Let $$\vec{v} = \alpha\hat{i} + 2\hat{j} - 3\hat{k}$$, $$\vec{w} = 2\alpha\hat{i} + \hat{j} - \hat{k}$$, and $$\vec{u}$$ be a vector such that $$|\vec{u}| = \alpha > 0$$. If the minimum value of the scalar triple product $$[\vec{u} \quad \vec{v} \quad \vec{w}]$$ is $$-\alpha\sqrt{3401}$$, and $$|\vec{u} \cdot \hat{i}|^2 = \frac{m}{n}$$ where $$m$$ and $$n$$ are coprime natural numbers, then $$m + n$$ is equal to _____.

The scalar triple product $$[\vec{u}\;\vec{v}\;\vec{w}] = \vec{u} \cdot (\vec{v} \times \vec{w})$$.

First, compute $$\vec{v}\times\vec{w}$$ by evaluating the determinant $$\begin{vmatrix}\hat{i}&\hat{j}&\hat{k}\\\alpha&2&-3\\2\alpha&1&-1\end{vmatrix}$$, yielding $$\hat{i}(1)-\hat{j}(5\alpha)+\hat{k}(-3\alpha)=\langle1,-5\alpha,-3\alpha\rangle$$.
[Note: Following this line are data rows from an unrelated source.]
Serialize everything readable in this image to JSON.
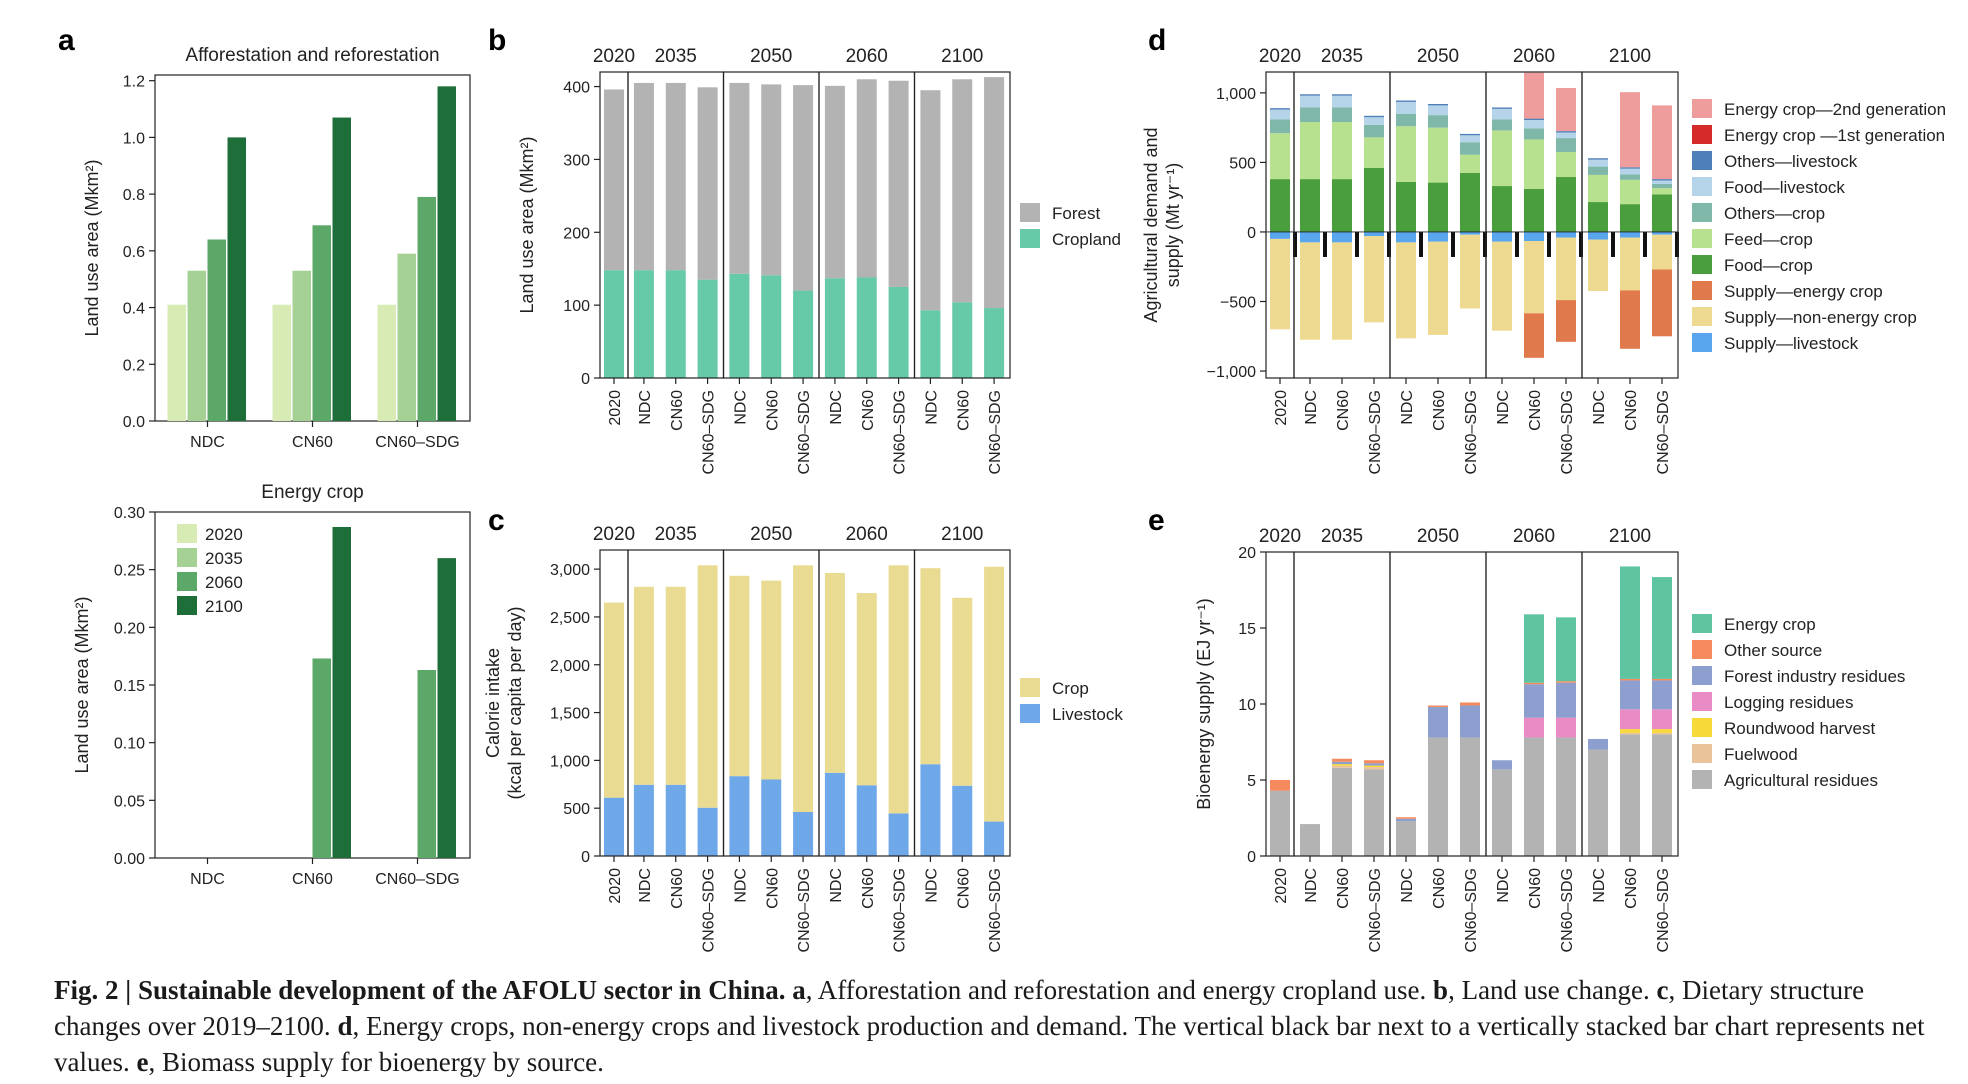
{
  "caption": {
    "head": "Fig. 2 | Sustainable development of the AFOLU sector in China.",
    "body": [
      {
        "b": "a",
        "t": ", Afforestation and reforestation and energy cropland use. "
      },
      {
        "b": "b",
        "t": ", Land use change. "
      },
      {
        "b": "c",
        "t": ", Dietary structure changes over 2019–2100. "
      },
      {
        "b": "d",
        "t": ", Energy crops, non-energy crops and livestock production and demand. The vertical black bar next to a vertically stacked bar chart represents net values. "
      },
      {
        "b": "e",
        "t": ", Biomass supply for bioenergy by source."
      }
    ]
  },
  "panel_letters": [
    "a",
    "b",
    "c",
    "d",
    "e"
  ],
  "chart_data": [
    {
      "id": "a1",
      "type": "bar",
      "title": "Afforestation and reforestation",
      "ylabel": "Land use area (Mkm²)",
      "ylim": [
        0,
        1.22
      ],
      "yticks": [
        0,
        0.2,
        0.4,
        0.6,
        0.8,
        1.0,
        1.2
      ],
      "decimals": 1,
      "categories": [
        "NDC",
        "CN60",
        "CN60–SDG"
      ],
      "series": [
        {
          "name": "2020",
          "color": "#d8ebb5",
          "values": [
            0.41,
            0.41,
            0.41
          ]
        },
        {
          "name": "2035",
          "color": "#a5d294",
          "values": [
            0.53,
            0.53,
            0.59
          ]
        },
        {
          "name": "2060",
          "color": "#5ca868",
          "values": [
            0.64,
            0.69,
            0.79
          ]
        },
        {
          "name": "2100",
          "color": "#1e6e3a",
          "values": [
            1.0,
            1.07,
            1.18
          ]
        }
      ]
    },
    {
      "id": "a2",
      "type": "bar",
      "title": "Energy crop",
      "ylabel": "Land use area (Mkm²)",
      "ylim": [
        0,
        0.3
      ],
      "yticks": [
        0,
        0.05,
        0.1,
        0.15,
        0.2,
        0.25,
        0.3
      ],
      "decimals": 2,
      "categories": [
        "NDC",
        "CN60",
        "CN60–SDG"
      ],
      "legend_position": "top-left",
      "series": [
        {
          "name": "2020",
          "color": "#d8ebb5",
          "values": [
            0,
            0,
            0
          ]
        },
        {
          "name": "2035",
          "color": "#a5d294",
          "values": [
            0,
            0,
            0
          ]
        },
        {
          "name": "2060",
          "color": "#5ca868",
          "values": [
            0,
            0.173,
            0.163
          ]
        },
        {
          "name": "2100",
          "color": "#1e6e3a",
          "values": [
            0,
            0.287,
            0.26
          ]
        }
      ]
    },
    {
      "id": "b",
      "type": "bar",
      "stacked": true,
      "ylabel": "Land use area (Mkm²)",
      "ylim": [
        0,
        420
      ],
      "yticks": [
        0,
        100,
        200,
        300,
        400
      ],
      "groups": [
        "2020",
        "2035",
        "2050",
        "2060",
        "2100"
      ],
      "categories": [
        "2020",
        "NDC",
        "CN60",
        "CN60–SDG",
        "NDC",
        "CN60",
        "CN60–SDG",
        "NDC",
        "CN60",
        "CN60–SDG",
        "NDC",
        "CN60",
        "CN60–SDG"
      ],
      "legend_position": "right",
      "series": [
        {
          "name": "Cropland",
          "color": "#66c9a8",
          "values": [
            148,
            148,
            148,
            135,
            143,
            141,
            120,
            137,
            138,
            125,
            93,
            104,
            96
          ]
        },
        {
          "name": "Forest",
          "color": "#b3b3b3",
          "values": [
            248,
            257,
            257,
            264,
            262,
            262,
            282,
            264,
            272,
            283,
            302,
            306,
            317
          ]
        }
      ],
      "legend_order": [
        "Forest",
        "Cropland"
      ]
    },
    {
      "id": "c",
      "type": "bar",
      "stacked": true,
      "ylabel": "Calorie intake",
      "ylabel2": "(kcal per capita per day)",
      "ylim": [
        0,
        3200
      ],
      "yticks": [
        0,
        500,
        1000,
        1500,
        2000,
        2500,
        3000
      ],
      "groups": [
        "2020",
        "2035",
        "2050",
        "2060",
        "2100"
      ],
      "categories": [
        "2020",
        "NDC",
        "CN60",
        "CN60–SDG",
        "NDC",
        "CN60",
        "CN60–SDG",
        "NDC",
        "CN60",
        "CN60–SDG",
        "NDC",
        "CN60",
        "CN60–SDG"
      ],
      "legend_position": "right",
      "series": [
        {
          "name": "Livestock",
          "color": "#6ea8e8",
          "values": [
            610,
            745,
            745,
            505,
            835,
            800,
            460,
            870,
            740,
            445,
            960,
            735,
            360
          ]
        },
        {
          "name": "Crop",
          "color": "#eadb93",
          "values": [
            2040,
            2070,
            2070,
            2535,
            2095,
            2080,
            2580,
            2090,
            2010,
            2595,
            2050,
            1965,
            2665
          ]
        }
      ],
      "legend_order": [
        "Crop",
        "Livestock"
      ]
    },
    {
      "id": "d",
      "type": "bar",
      "stacked": true,
      "ylabel": "Agricultural demand and",
      "ylabel2": "supply (Mt yr⁻¹)",
      "ylim": [
        -1050,
        1150
      ],
      "yticks": [
        -1000,
        -500,
        0,
        500,
        1000
      ],
      "groups": [
        "2020",
        "2035",
        "2050",
        "2060",
        "2100"
      ],
      "categories": [
        "2020",
        "NDC",
        "CN60",
        "CN60–SDG",
        "NDC",
        "CN60",
        "CN60–SDG",
        "NDC",
        "CN60",
        "CN60–SDG",
        "NDC",
        "CN60",
        "CN60–SDG"
      ],
      "legend_position": "right",
      "series": [
        {
          "name": "Food—crop",
          "color": "#4a9e3d",
          "values": [
            380,
            380,
            380,
            460,
            360,
            355,
            425,
            330,
            310,
            395,
            215,
            200,
            270
          ]
        },
        {
          "name": "Feed—crop",
          "color": "#b7e08f",
          "values": [
            330,
            410,
            410,
            220,
            400,
            395,
            130,
            400,
            355,
            180,
            195,
            175,
            45
          ]
        },
        {
          "name": "Others—crop",
          "color": "#7fb8a9",
          "values": [
            100,
            105,
            105,
            90,
            90,
            90,
            90,
            80,
            80,
            100,
            60,
            40,
            30
          ]
        },
        {
          "name": "Food—livestock",
          "color": "#b5d4ea",
          "values": [
            70,
            85,
            85,
            55,
            85,
            70,
            50,
            75,
            60,
            40,
            50,
            40,
            25
          ]
        },
        {
          "name": "Others—livestock",
          "color": "#4f7fb8",
          "values": [
            10,
            10,
            10,
            10,
            10,
            10,
            10,
            10,
            10,
            10,
            10,
            10,
            10
          ]
        },
        {
          "name": "Energy crop —1st generation",
          "color": "#d62a2a",
          "values": [
            0,
            0,
            0,
            0,
            0,
            0,
            0,
            0,
            0,
            0,
            0,
            0,
            0
          ]
        },
        {
          "name": "Energy crop—2nd generation",
          "color": "#ee9c9c",
          "values": [
            0,
            0,
            0,
            0,
            0,
            0,
            0,
            0,
            330,
            310,
            0,
            540,
            530
          ]
        },
        {
          "name": "Supply—livestock",
          "color": "#5aa6ee",
          "values": [
            -50,
            -75,
            -75,
            -30,
            -75,
            -70,
            -20,
            -70,
            -65,
            -40,
            -55,
            -40,
            -20
          ]
        },
        {
          "name": "Supply—non-energy crop",
          "color": "#eed990",
          "values": [
            -650,
            -700,
            -700,
            -620,
            -690,
            -670,
            -530,
            -640,
            -520,
            -450,
            -370,
            -380,
            -250
          ]
        },
        {
          "name": "Supply—energy crop",
          "color": "#e0794c",
          "values": [
            0,
            0,
            0,
            0,
            0,
            0,
            0,
            0,
            -320,
            -300,
            0,
            -420,
            -480
          ]
        }
      ],
      "net": [
        -180,
        -180,
        -180,
        -180,
        -180,
        -180,
        -180,
        -180,
        -180,
        -180,
        -180,
        -180,
        -180
      ],
      "legend_order": [
        "Energy crop—2nd generation",
        "Energy crop —1st generation",
        "Others—livestock",
        "Food—livestock",
        "Others—crop",
        "Feed—crop",
        "Food—crop",
        "Supply—energy crop",
        "Supply—non-energy crop",
        "Supply—livestock"
      ]
    },
    {
      "id": "e",
      "type": "bar",
      "stacked": true,
      "ylabel": "Bioenergy supply (EJ yr⁻¹)",
      "ylim": [
        0,
        20
      ],
      "yticks": [
        0,
        5,
        10,
        15,
        20
      ],
      "groups": [
        "2020",
        "2035",
        "2050",
        "2060",
        "2100"
      ],
      "categories": [
        "2020",
        "NDC",
        "CN60",
        "CN60–SDG",
        "NDC",
        "CN60",
        "CN60–SDG",
        "NDC",
        "CN60",
        "CN60–SDG",
        "NDC",
        "CN60",
        "CN60–SDG"
      ],
      "legend_position": "right",
      "series": [
        {
          "name": "Agricultural residues",
          "color": "#b3b3b3",
          "values": [
            4.3,
            2.1,
            5.8,
            5.7,
            2.3,
            7.8,
            7.8,
            5.7,
            7.8,
            7.8,
            7.0,
            8.0,
            8.0
          ]
        },
        {
          "name": "Fuelwood",
          "color": "#e9c39a",
          "values": [
            0,
            0,
            0.15,
            0.15,
            0,
            0,
            0,
            0,
            0,
            0,
            0,
            0.1,
            0.1
          ]
        },
        {
          "name": "Roundwood harvest",
          "color": "#f7d93a",
          "values": [
            0,
            0,
            0.1,
            0.1,
            0,
            0,
            0,
            0,
            0,
            0,
            0,
            0.25,
            0.25
          ]
        },
        {
          "name": "Logging residues",
          "color": "#e98bc4",
          "values": [
            0,
            0,
            0,
            0,
            0,
            0,
            0,
            0,
            1.3,
            1.3,
            0,
            1.3,
            1.3
          ]
        },
        {
          "name": "Forest industry residues",
          "color": "#8c9fcf",
          "values": [
            0,
            0,
            0.15,
            0.15,
            0.15,
            2.0,
            2.1,
            0.6,
            2.2,
            2.3,
            0.7,
            1.9,
            1.9
          ]
        },
        {
          "name": "Other source",
          "color": "#f58a5e",
          "values": [
            0.7,
            0,
            0.2,
            0.2,
            0.1,
            0.1,
            0.2,
            0,
            0.1,
            0.1,
            0,
            0.1,
            0.1
          ]
        },
        {
          "name": "Energy crop",
          "color": "#5fc4a0",
          "values": [
            0,
            0,
            0,
            0,
            0,
            0,
            0,
            0,
            4.5,
            4.2,
            0,
            7.4,
            6.7
          ]
        }
      ],
      "legend_order": [
        "Energy crop",
        "Other source",
        "Forest industry residues",
        "Logging residues",
        "Roundwood harvest",
        "Fuelwood",
        "Agricultural residues"
      ]
    }
  ]
}
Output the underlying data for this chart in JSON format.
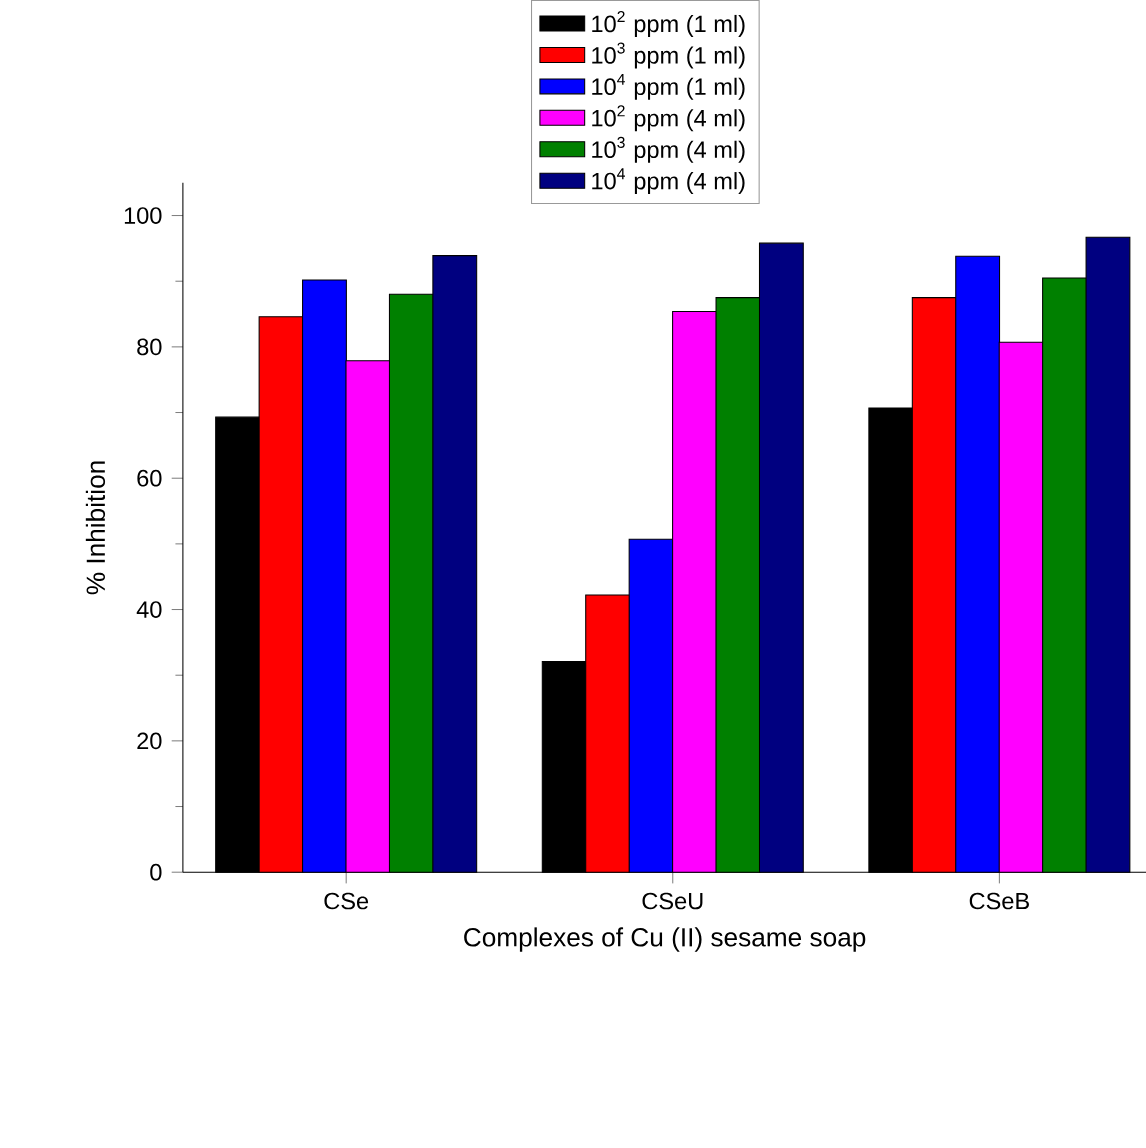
{
  "chart_data": {
    "type": "bar",
    "xlabel": "Complexes of Cu (II) sesame soap",
    "ylabel": "% Inhibition",
    "categories": [
      "CSe",
      "CSeU",
      "CSeB"
    ],
    "series": [
      {
        "name": "10$^{2}$ ppm (1 ml)",
        "color": "#000000",
        "values": [
          69.3,
          32.1,
          70.7
        ]
      },
      {
        "name": "10$^{3}$ ppm (1 ml)",
        "color": "#ff0000",
        "values": [
          84.6,
          42.2,
          87.5
        ]
      },
      {
        "name": "10$^{4}$ ppm (1 ml)",
        "color": "#0000ff",
        "values": [
          90.2,
          50.7,
          93.8
        ]
      },
      {
        "name": "10$^{2}$ ppm (4 ml)",
        "color": "#ff00ff",
        "values": [
          77.9,
          85.4,
          80.7
        ]
      },
      {
        "name": "10$^{3}$ ppm (4 ml)",
        "color": "#008000",
        "values": [
          88.0,
          87.5,
          90.5
        ]
      },
      {
        "name": "10$^{4}$ ppm (4 ml)",
        "color": "#000080",
        "values": [
          93.9,
          95.8,
          96.7
        ]
      }
    ],
    "ylim": [
      0,
      105
    ],
    "yticks": [
      0,
      20,
      40,
      60,
      80,
      100
    ],
    "grid": false,
    "legend": "top"
  }
}
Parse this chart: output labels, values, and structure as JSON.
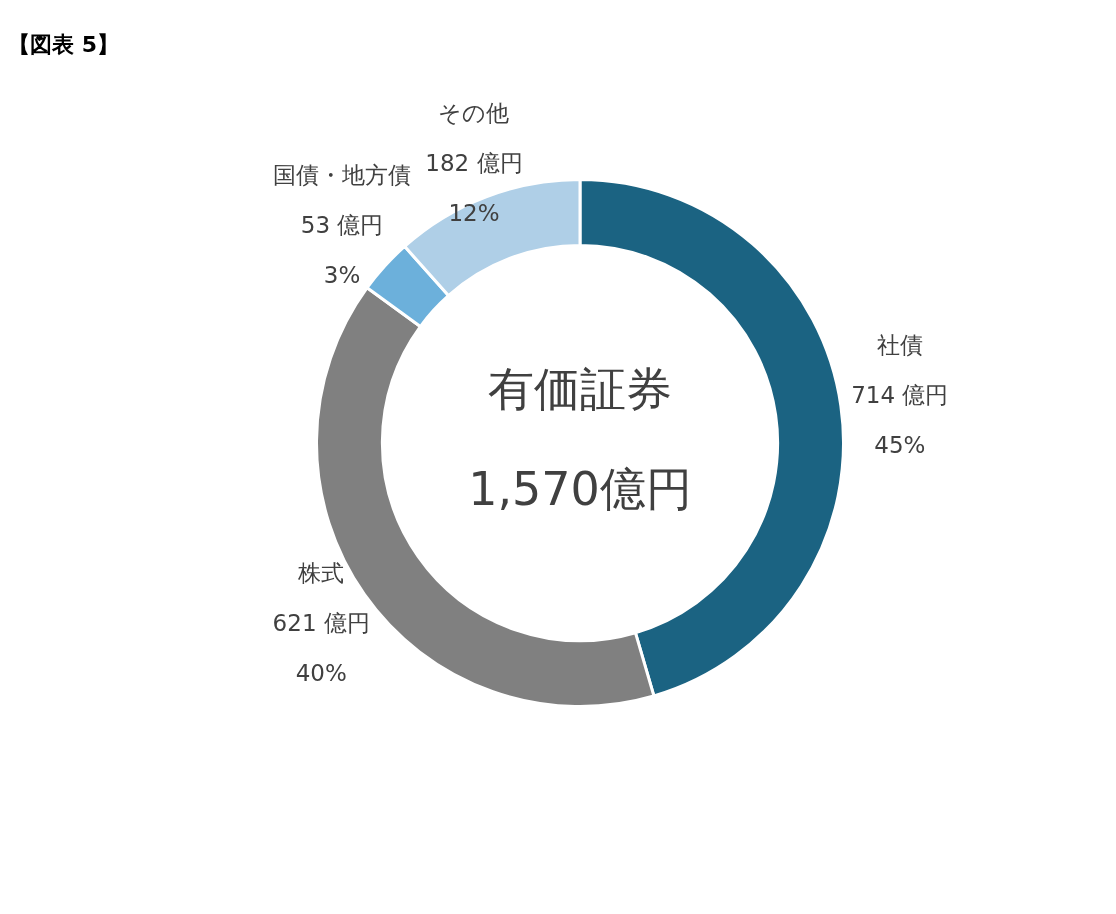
{
  "chart_data": {
    "type": "donut",
    "title": "【図表 5】",
    "categories": [
      "社債",
      "株式",
      "国債・地方債",
      "その他"
    ],
    "values": [
      714,
      621,
      53,
      182
    ],
    "colors": [
      "#1b6382",
      "#808080",
      "#6cb0db",
      "#afcfe7"
    ],
    "value_labels": [
      "714 億円\n45%",
      "621 億円\n40%",
      "53 億円\n3%",
      "182 億円\n12%"
    ],
    "annotations": [
      "有価証券",
      "1,570億円"
    ],
    "legend": false
  }
}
By Cauchy-Schwarz, the minimum of $$\vec{u}\cdot\vec{n}$$ subject to $$|\vec{u}|=\alpha$$ is $$-\alpha|\vec{n}|$$.

Since $$|\vec{n}|=\sqrt{1+25\alpha^2+9\alpha^2}=\sqrt{1+34\alpha^2}$$, setting $$-\alpha\sqrt{1+34\alpha^2}=-\alpha\sqrt{3401}$$ gives $$1+34\alpha^2=3401$$, so $$\alpha^2=100$$ and $$\alpha=10$$.

The minimum occurs when $$\vec{u}=-\frac{\alpha}{|\vec{n}|}\vec{n}$$, hence $$\vec{u}\cdot\hat{i}=-\frac{10}{\sqrt{3401}}\cdot1$$, which implies $$|\vec{u}\cdot\hat{i}|^2=\frac{100}{3401}$$.

Since $$\gcd(100,3401)=1$$ (as $$3401=19\times179$$), we set $$m=100$$ and $$n=3401$$, yielding

$$m+n=\boxed{3501}$$.